Sunday, March 16, 2014

Form BA-403 Extension Vermont Corporate Income Tax


Form BA-403 Vermont Corporate Filing Extension.
Instructions for Form BI-471, Vermont Business Tax Return

From page1, paragraph 8, "Who must file"
"Effective for tax years beginning on or after January 1, 1997, every Subchapter S Corporation, Partnership and Limited Liability Company which engages in activities in Vermont must file a return
with the Commissioner of Taxes. This includes entities receiving income as a shareholder, partner or member."

From page 2, paragraph 3, "The pass‑through entity is liable for the minimum annual (entity) tax of  $250 for each taxable year beginning on or after January 1, 1998."

Vermont State Income Tax, Nolo
"The business entity tax applies to S corporations, LLCs, and partnerships. These types of business entities must pay a flat annual tax of $250."
- "S Corporations. An S corporation is created by first forming a traditional corporation, and then filing a special form with the IRS to elect “S” status; unlike a traditional corporation, an S corporation generally is not subject to separate federal income tax. Rather, taxable income from an S corporation is passed through to the individual shareholders, and each individual shareholder is subject to federal tax on his or her share of the corporation’s income; in other words, S corporations are “pass-through” entities. (Note that a shareholder’s share of the S corporation’s income need not actually be distributed to the shareholder in order for the shareholder to owe tax on that amount.) Vermont recognizes the federal S election; however, Vermont S corporations are required to pay the state’s business entity tax. In addition, an individual S corporation shareholder will owe tax on his or her share of the company’s income.
Example: For the 2012 tax year, your S corporation had net income of $500,000. The corporation will owe the $250 business entity tax. In addition, the corporation’s net income will be allocated among the various shareholders and each shareholder will pay tax on his or her portion on his or her individual state tax return; the rate will vary depending on the shareholder’s overall taxable income for the year."
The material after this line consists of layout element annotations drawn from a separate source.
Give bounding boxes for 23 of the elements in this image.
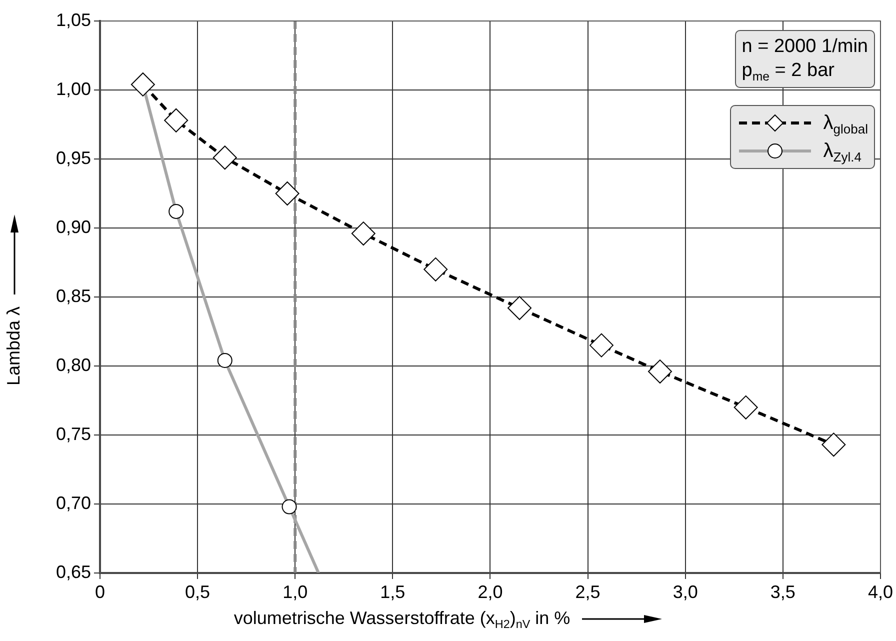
x-tick-label: 3,0 (672, 582, 698, 602)
x-tick-label: 1,5 (380, 582, 406, 602)
legend-label: λ$_{global}$ (823, 112, 868, 136)
y-axis-title: Lambda λ (4, 305, 24, 386)
legend-label: λ$_{Zyl.4}$ (823, 140, 862, 164)
x-axis-title: volumetrische Wasserstoffrate (x$_{H2}$)$_{nV}$ in % (232, 608, 572, 632)
x-tick-label: 0 (94, 582, 106, 602)
annotation: n = 2000 1/min p$_{me}$ = 2 bar (734, 30, 875, 88)
y-tick-label: 0,65 (56, 562, 91, 582)
x-tick-label: 2,5 (575, 582, 600, 602)
x-tick-label: 0,5 (185, 582, 210, 602)
y-tick-label: 0,85 (56, 286, 91, 306)
y-tick-label: 0,70 (56, 492, 91, 513)
y-tick-label: 0,75 (56, 424, 91, 444)
y-tick-label: 1,00 (56, 78, 91, 99)
y-tick-label: 0,95 (56, 148, 91, 168)
x-tick-label: 2,0 (478, 582, 503, 602)
x-tick-label: 3,5 (770, 582, 796, 602)
x-tick-label: 1,0 (282, 582, 308, 602)
y-tick-label: 0,80 (56, 354, 91, 375)
x-tick-label: 4,0 (868, 582, 894, 602)
y-tick-label: 1,05 (56, 10, 91, 30)
y-tick-label: 0,90 (56, 216, 91, 237)
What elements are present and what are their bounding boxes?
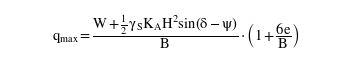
Text: $\mathdefault{q_{max} = \dfrac{W + \frac{1}{2}\,\gamma_S K_A H^2 \sin(\delta - \: $\mathdefault{q_{max} = \dfrac{W + \frac… — [52, 13, 299, 51]
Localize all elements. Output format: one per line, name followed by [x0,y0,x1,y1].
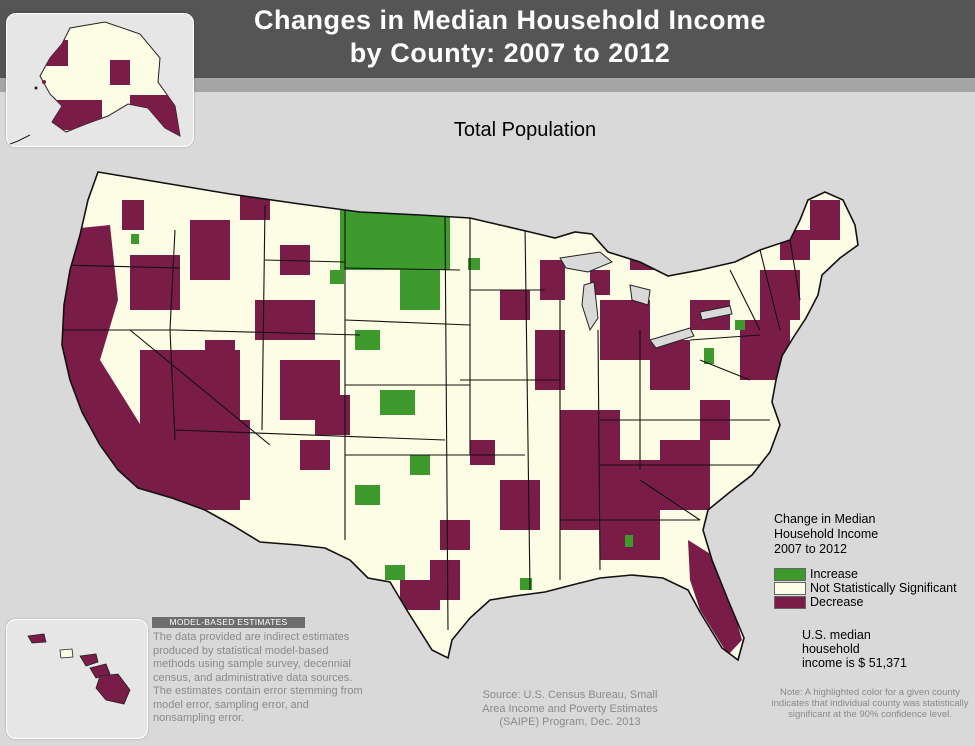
legend-swatch-not-significant [774,581,806,595]
legend-label-increase: Increase [810,567,858,581]
legend-title: Change in Median Household Income 2007 t… [774,512,974,557]
legend-item-increase: Increase [774,567,858,581]
map-subtitle: Total Population [453,119,597,141]
alaska-map [9,21,181,145]
legend-label-decrease: Decrease [810,595,864,609]
legend-swatch-increase [774,567,806,581]
us-median-line2: household [802,642,860,656]
map-title: Changes in Median Household Income by Co… [200,4,820,70]
legend-item-not-significant: Not Statistically Significant [774,581,957,595]
us-median-line1: U.S. median [802,628,871,642]
title-bar-stripe [0,78,975,92]
us-median-income: U.S. median household income is $ 51,371 [802,628,942,670]
legend-title-line2: Household Income [774,527,879,541]
source-note: Source: U.S. Census Bureau, Small Area I… [482,689,658,728]
map-title-line2: by County: 2007 to 2012 [349,38,671,68]
model-estimates-text: The data provided are indirect estimates… [153,631,363,724]
legend-title-line3: 2007 to 2012 [774,542,847,556]
significance-note: Note: A highlighted color for a given co… [771,687,969,720]
legend-label-not-significant: Not Statistically Significant [810,581,957,595]
legend-swatch-decrease [774,595,806,609]
legend-item-decrease: Decrease [774,595,864,609]
hawaii-map [27,633,131,705]
map-title-line1: Changes in Median Household Income [253,5,767,35]
legend-title-line1: Change in Median [774,512,876,526]
model-estimates-heading: MODEL-BASED ESTIMATES [152,617,305,628]
contiguous-us-map [61,171,859,662]
us-median-line3: income is $ 51,371 [802,656,907,670]
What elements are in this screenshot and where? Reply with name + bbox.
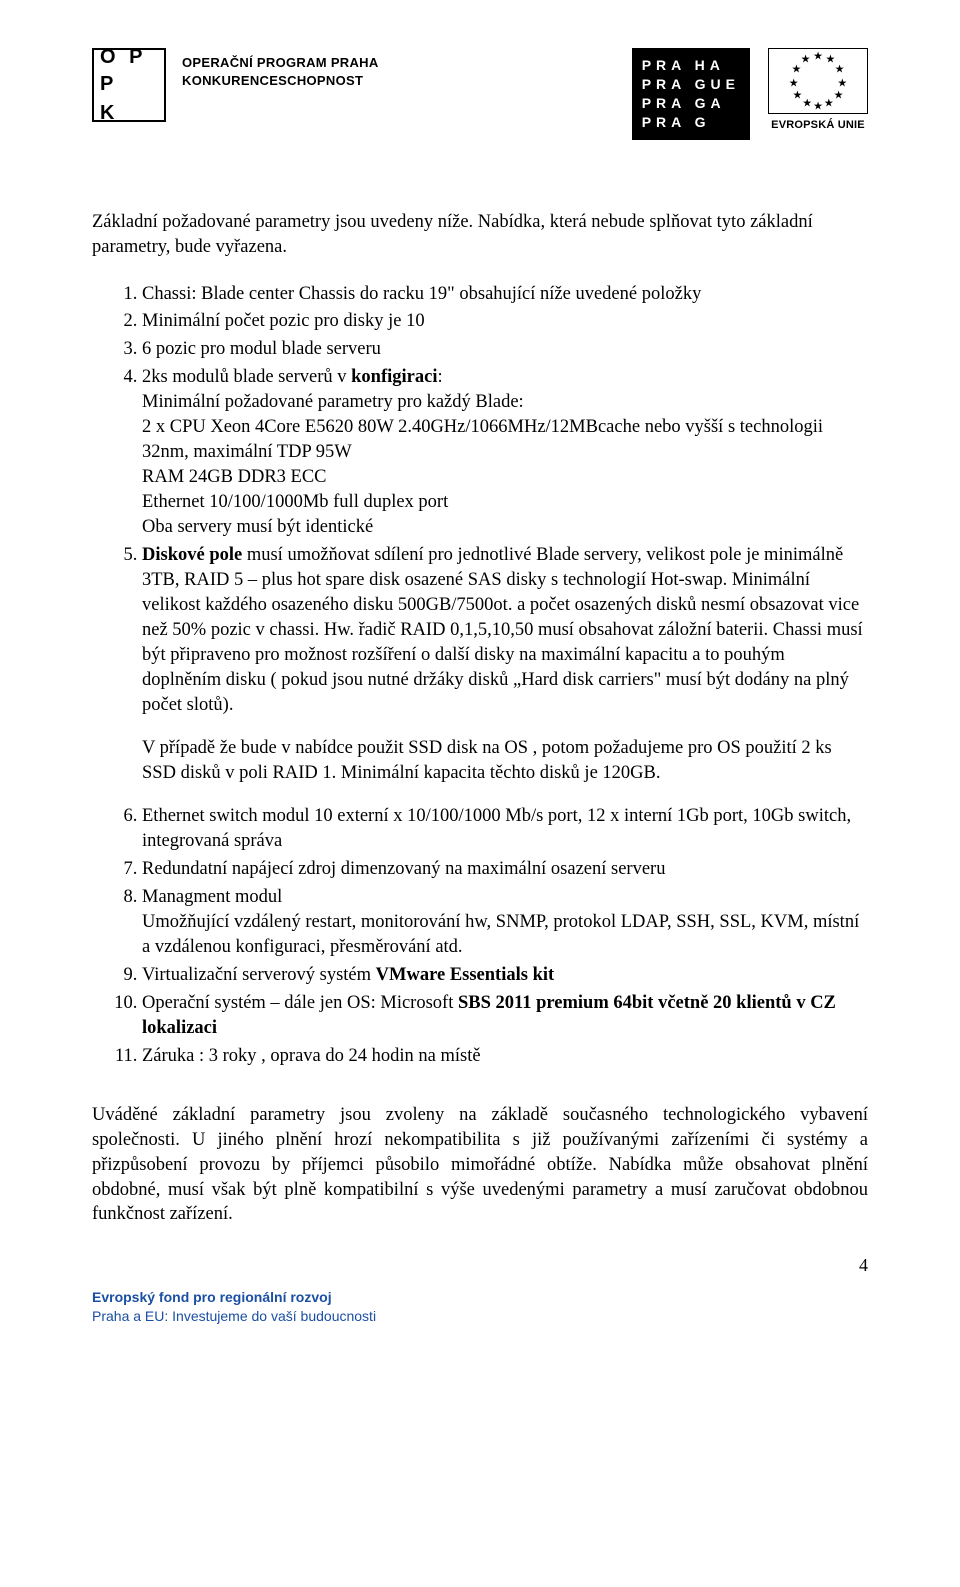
item-text: Managment modul xyxy=(142,887,282,907)
right-logos: PRA HA PRA GUE PRA GA PRA G ★ ★ ★ ★ ★ ★ … xyxy=(632,48,868,140)
item-text: Operační systém – dále jen OS: Microsoft xyxy=(142,993,458,1013)
item-text: musí umožňovat sdílení pro jednotlivé Bl… xyxy=(142,545,863,715)
item-text: : xyxy=(437,367,442,387)
item-text: Minimální počet pozic pro disky je 10 xyxy=(142,311,425,331)
opp-box-row2: K xyxy=(100,100,158,127)
page-number: 4 xyxy=(92,1253,868,1277)
sub-line: 2 x CPU Xeon 4Core E5620 80W 2.40GHz/106… xyxy=(142,415,868,465)
sub-block: Umožňující vzdálený restart, monitorován… xyxy=(142,910,868,960)
opp-text-line1: OPERAČNÍ PROGRAM PRAHA xyxy=(182,54,379,72)
list-item: Ethernet switch modul 10 externí x 10/10… xyxy=(142,804,868,854)
sub-line: Ethernet 10/100/1000Mb full duplex port xyxy=(142,490,868,515)
item-text: Záruka : 3 roky , oprava do 24 hodin na … xyxy=(142,1046,481,1066)
list-item: Redundatní napájecí zdroj dimenzovaný na… xyxy=(142,857,868,882)
item-text: Virtualizační serverový systém xyxy=(142,965,376,985)
item-bold: konfigiraci xyxy=(351,367,437,387)
opp-text: OPERAČNÍ PROGRAM PRAHA KONKURENCESCHOPNO… xyxy=(182,48,379,89)
footer-blue-line2: Praha a EU: Investujeme do vaší budoucno… xyxy=(92,1307,868,1327)
sub-line: Minimální požadované parametry pro každý… xyxy=(142,390,868,415)
ssd-paragraph: V případě že bude v nabídce použit SSD d… xyxy=(142,736,868,786)
footer-blue: Evropský fond pro regionální rozvoj Prah… xyxy=(92,1288,868,1327)
eu-logo: ★ ★ ★ ★ ★ ★ ★ ★ ★ ★ ★ ★ EVROPSKÁ UNIE xyxy=(768,48,868,133)
footer-paragraph: Uváděné základní parametry jsou zvoleny … xyxy=(92,1103,868,1228)
footer-blue-line1: Evropský fond pro regionální rozvoj xyxy=(92,1288,868,1308)
intro-paragraph: Základní požadované parametry jsou uvede… xyxy=(92,210,868,260)
item-text: Ethernet switch modul 10 externí x 10/10… xyxy=(142,806,851,851)
list-item: Záruka : 3 roky , oprava do 24 hodin na … xyxy=(142,1044,868,1069)
item-text: Redundatní napájecí zdroj dimenzovaný na… xyxy=(142,859,665,879)
eu-stars-icon: ★ ★ ★ ★ ★ ★ ★ ★ ★ ★ ★ ★ xyxy=(791,54,845,108)
sub-block: Minimální požadované parametry pro každý… xyxy=(142,390,868,540)
list-item: Virtualizační serverový systém VMware Es… xyxy=(142,963,868,988)
opp-text-line2: KONKURENCESCHOPNOST xyxy=(182,72,379,90)
praha-logo: PRA HA PRA GUE PRA GA PRA G xyxy=(632,48,750,140)
logo-opp: O P P K OPERAČNÍ PROGRAM PRAHA KONKURENC… xyxy=(92,48,379,122)
item-text: 6 pozic pro modul blade serveru xyxy=(142,339,381,359)
praha-line: PRA HA xyxy=(642,56,740,75)
sub-line: Oba servery musí být identické xyxy=(142,515,868,540)
list-item: Managment modul Umožňující vzdálený rest… xyxy=(142,885,868,960)
item-text: Chassi: Blade center Chassis do racku 19… xyxy=(142,284,701,304)
requirements-list: Chassi: Blade center Chassis do racku 19… xyxy=(92,282,868,718)
praha-line: PRA GA xyxy=(642,94,740,113)
list-item: Minimální počet pozic pro disky je 10 xyxy=(142,309,868,334)
item-bold: VMware Essentials kit xyxy=(376,965,555,985)
list-item: 6 pozic pro modul blade serveru xyxy=(142,337,868,362)
sub-line: Umožňující vzdálený restart, monitorován… xyxy=(142,910,868,960)
list-item: 2ks modulů blade serverů v konfigiraci: … xyxy=(142,365,868,540)
list-item: Chassi: Blade center Chassis do racku 19… xyxy=(142,282,868,307)
sub-line: RAM 24GB DDR3 ECC xyxy=(142,465,868,490)
list-item: Operační systém – dále jen OS: Microsoft… xyxy=(142,991,868,1041)
list-item: Diskové pole musí umožňovat sdílení pro … xyxy=(142,543,868,718)
opp-box-row1: O P P xyxy=(100,44,158,98)
eu-label: EVROPSKÁ UNIE xyxy=(771,118,865,133)
eu-flag-icon: ★ ★ ★ ★ ★ ★ ★ ★ ★ ★ ★ ★ xyxy=(768,48,868,114)
header-logos: O P P K OPERAČNÍ PROGRAM PRAHA KONKURENC… xyxy=(92,48,868,140)
praha-line: PRA GUE xyxy=(642,75,740,94)
opp-box-icon: O P P K xyxy=(92,48,166,122)
requirements-list-cont: Ethernet switch modul 10 externí x 10/10… xyxy=(92,804,868,1069)
praha-line: PRA G xyxy=(642,113,740,132)
item-text: 2ks modulů blade serverů v xyxy=(142,367,351,387)
item-bold: Diskové pole xyxy=(142,545,242,565)
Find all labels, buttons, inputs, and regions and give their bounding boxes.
Multistate Tax Considerations for S Corporations, Journal of Accountancy
- "Multistate S corporations are allowed to apportion their income to the states with which they have nexus. For many years, most states followed an evenly weighted three-factor apportionment by sales, tangible property and payroll in each state."
- " Composite returns. Many states allow multistate S corporations to file a composite tax return on behalf of all shareholders of the S corporation. With it, the income of each shareholder is reported to the state, and the S corporation pays the tax on behalf of the shareholder. The advantage is that shareholders do not have to file individual income tax returns for that income with any state where the S corporation filed a composite tax return. The states that do not accept composite tax returns include Nebraska, Oklahoma, Tennessee and Utah (although Utah did issue a private letter ruling (02-033) in 2003 allowing a composite return for nonresident shareholders in an electing small business trust). Some states, including Arizona, New York and Vermont, restrict the use of composite returns, based on income or number of shareholders."

Required Entries
Indicate Federal Tax Return > 1120S for S-Corp
Begin date 1/1 to 12/31 of previous year
Calculation of Tax Due, 1. $250, 2. $0, 3. $250 because S-Corp is pass through entity

1 comment:

  1. If the owner of a S-Corp lives in Vermont, but the company is incorporated in California and has no activities in Vermont, should the company have to fill out a Vermont business tax return?